Meryem Sûresi 62. Ayet

لَا يَسْمَعُونَ ف۪يهَا لَغْواً اِلَّا سَلَاماًۜ وَلَهُمْ رِزْقُهُمْ ف۪يهَا بُكْرَةً وَعَشِياًّ  ...

Orada boş söz işitmezler. Yalnızca (meleklerin) “selâm!” (deyişini) işitirler. Orada sabah akşam rızıkları da vardır.
 
Sıra Kelime Anlamı Kökü
1 لَا
2 يَسْمَعُونَ işitmezler س م ع
3 فِيهَا orada
4 لَغْوًا boş söz ل غ و
5 إِلَّا yalnızca
6 سَلَامًا selam س ل م
7 وَلَهُمْ ve hazırdır
8 رِزْقُهُمْ rızıkları da ر ز ق
9 فِيهَا orada
10 بُكْرَةً sabah ب ك ر
11 وَعَشِيًّا ve akşam ع ش و
 
İnsanların günahları ne olursa olsun tövbenin silemeyeceği günah yoktur. Bir defa tövbe edip bunu da samimi iman, ibadet ve güzel davranışlarla destekleyenler ve bu suretle gerçek olarak Hakk’a yönelenler onun cennet vaadini de hak etmiş olurlar. Adn, cennetin müstesna bölümlerinden biri olup oranın, mukarrebûn denilen ve peygamberler, şehidler, sıddîklar ve âlimlerden oluşan Allah’ın en seçkin kullarına tahsis edildiği bildirilmektedir. Adn cennetlerine alınacak olan müminler orada korku ve endişeye kapılacak bir söz işitmeyecekler, hep mutluluk ve esenlik içinde olacak ve daima yeni mutlulukların müjdesi anlamında “selâm” sözü işiteceklerdir (adn cennetleri hakkında bilgi için bk. Ra‘d 13/23).
 
 Kur'an Yolu Tefsiri Cilt: 3 Sayfa: 609
 

لَا يَسْمَعُونَ ف۪يهَا لَغْواً اِلَّا سَلَاماًۜ وَلَهُمْ رِزْقُهُمْ ف۪يهَا بُكْرَةً وَعَشِياًّ

 

لَا يَسْمَعُونَ  cümlesi  جَنَّاتِ عَدْنٍۨ ’nin hali olarak mahallen mansubdur.
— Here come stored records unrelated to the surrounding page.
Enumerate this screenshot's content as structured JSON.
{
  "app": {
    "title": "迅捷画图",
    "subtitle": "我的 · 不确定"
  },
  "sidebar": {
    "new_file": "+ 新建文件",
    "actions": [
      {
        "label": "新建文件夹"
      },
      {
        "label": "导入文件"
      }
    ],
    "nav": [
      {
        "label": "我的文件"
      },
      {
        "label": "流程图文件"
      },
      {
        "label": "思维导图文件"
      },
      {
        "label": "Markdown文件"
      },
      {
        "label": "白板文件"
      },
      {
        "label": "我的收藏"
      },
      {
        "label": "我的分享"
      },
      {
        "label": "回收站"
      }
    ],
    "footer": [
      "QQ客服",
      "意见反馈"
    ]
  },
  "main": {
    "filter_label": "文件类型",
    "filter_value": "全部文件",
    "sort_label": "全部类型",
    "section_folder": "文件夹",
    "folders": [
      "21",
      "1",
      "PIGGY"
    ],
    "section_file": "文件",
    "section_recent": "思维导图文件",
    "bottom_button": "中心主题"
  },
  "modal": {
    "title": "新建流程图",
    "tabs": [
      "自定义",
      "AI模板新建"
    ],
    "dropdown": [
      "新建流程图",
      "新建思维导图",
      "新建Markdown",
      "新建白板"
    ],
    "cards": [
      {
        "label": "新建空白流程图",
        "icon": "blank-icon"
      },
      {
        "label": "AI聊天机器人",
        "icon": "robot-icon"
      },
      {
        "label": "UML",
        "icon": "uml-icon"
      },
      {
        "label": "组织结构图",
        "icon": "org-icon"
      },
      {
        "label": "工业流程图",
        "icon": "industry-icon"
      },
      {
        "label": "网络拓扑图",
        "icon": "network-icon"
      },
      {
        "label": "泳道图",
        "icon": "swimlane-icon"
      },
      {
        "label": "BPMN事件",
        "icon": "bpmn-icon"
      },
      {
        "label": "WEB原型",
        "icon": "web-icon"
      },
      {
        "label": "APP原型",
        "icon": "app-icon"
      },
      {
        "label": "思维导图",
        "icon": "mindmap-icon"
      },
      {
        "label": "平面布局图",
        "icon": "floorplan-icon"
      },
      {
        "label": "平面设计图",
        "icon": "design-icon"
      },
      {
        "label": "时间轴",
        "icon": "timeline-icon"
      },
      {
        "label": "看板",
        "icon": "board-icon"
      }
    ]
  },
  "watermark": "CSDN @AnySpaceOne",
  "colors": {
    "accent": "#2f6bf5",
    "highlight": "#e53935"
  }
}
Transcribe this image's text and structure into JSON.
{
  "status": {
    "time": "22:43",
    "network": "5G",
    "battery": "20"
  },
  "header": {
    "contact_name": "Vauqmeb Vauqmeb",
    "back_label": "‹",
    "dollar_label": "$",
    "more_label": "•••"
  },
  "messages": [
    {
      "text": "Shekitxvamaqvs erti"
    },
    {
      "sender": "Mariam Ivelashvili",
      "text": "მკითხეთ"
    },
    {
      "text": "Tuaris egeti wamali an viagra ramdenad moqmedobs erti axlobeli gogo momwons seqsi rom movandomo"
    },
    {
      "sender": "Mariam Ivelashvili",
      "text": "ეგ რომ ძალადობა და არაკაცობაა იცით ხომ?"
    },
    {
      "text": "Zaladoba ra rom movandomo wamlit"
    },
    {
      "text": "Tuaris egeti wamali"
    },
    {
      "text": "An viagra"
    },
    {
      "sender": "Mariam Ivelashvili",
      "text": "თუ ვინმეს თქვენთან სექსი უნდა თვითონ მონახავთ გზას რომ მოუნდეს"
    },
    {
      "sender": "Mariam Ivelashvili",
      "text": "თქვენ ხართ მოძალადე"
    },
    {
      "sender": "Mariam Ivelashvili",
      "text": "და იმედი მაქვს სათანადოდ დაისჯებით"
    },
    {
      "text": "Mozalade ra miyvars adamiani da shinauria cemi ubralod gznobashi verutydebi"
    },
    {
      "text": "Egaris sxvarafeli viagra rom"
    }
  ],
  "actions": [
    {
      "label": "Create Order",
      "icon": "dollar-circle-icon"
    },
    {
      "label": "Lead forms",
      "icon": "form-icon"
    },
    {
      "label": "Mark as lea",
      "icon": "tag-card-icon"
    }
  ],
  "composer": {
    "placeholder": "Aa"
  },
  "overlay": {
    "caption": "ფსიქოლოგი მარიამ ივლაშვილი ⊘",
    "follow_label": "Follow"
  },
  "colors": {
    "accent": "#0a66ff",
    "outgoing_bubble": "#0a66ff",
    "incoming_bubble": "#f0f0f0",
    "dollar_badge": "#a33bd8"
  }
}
Hal, cümlede failin, mef’ûlun veya her ikisinin durumunu bildiren lafızlardır (kelime veya cümle). Hal, “nasıl?” sorusunun cevabıdır. Halin durumunu açıkladığı kelimeye “zül-hal” veya “sahibu’l-hal” denir. Umumiyetle hal nekre, sahibu’l-hal marife olur. Hal mansubdur. Türkçeye “…rek, …rak, …dığı, halde, iken, olduğu halde” gibi ifadelerle tercüme edilir. Sahibu’l-hal açık isim veya zamir olduğu gibi müstetir (gizli) zamir de olabilir. Hal’i sahibu’l-hale bağlayan zamire rabıt zamiri denir. Bu zamir bariz (açık), müstetir (gizli) veya mahzuf (hazf edilmiş) olarak gelir.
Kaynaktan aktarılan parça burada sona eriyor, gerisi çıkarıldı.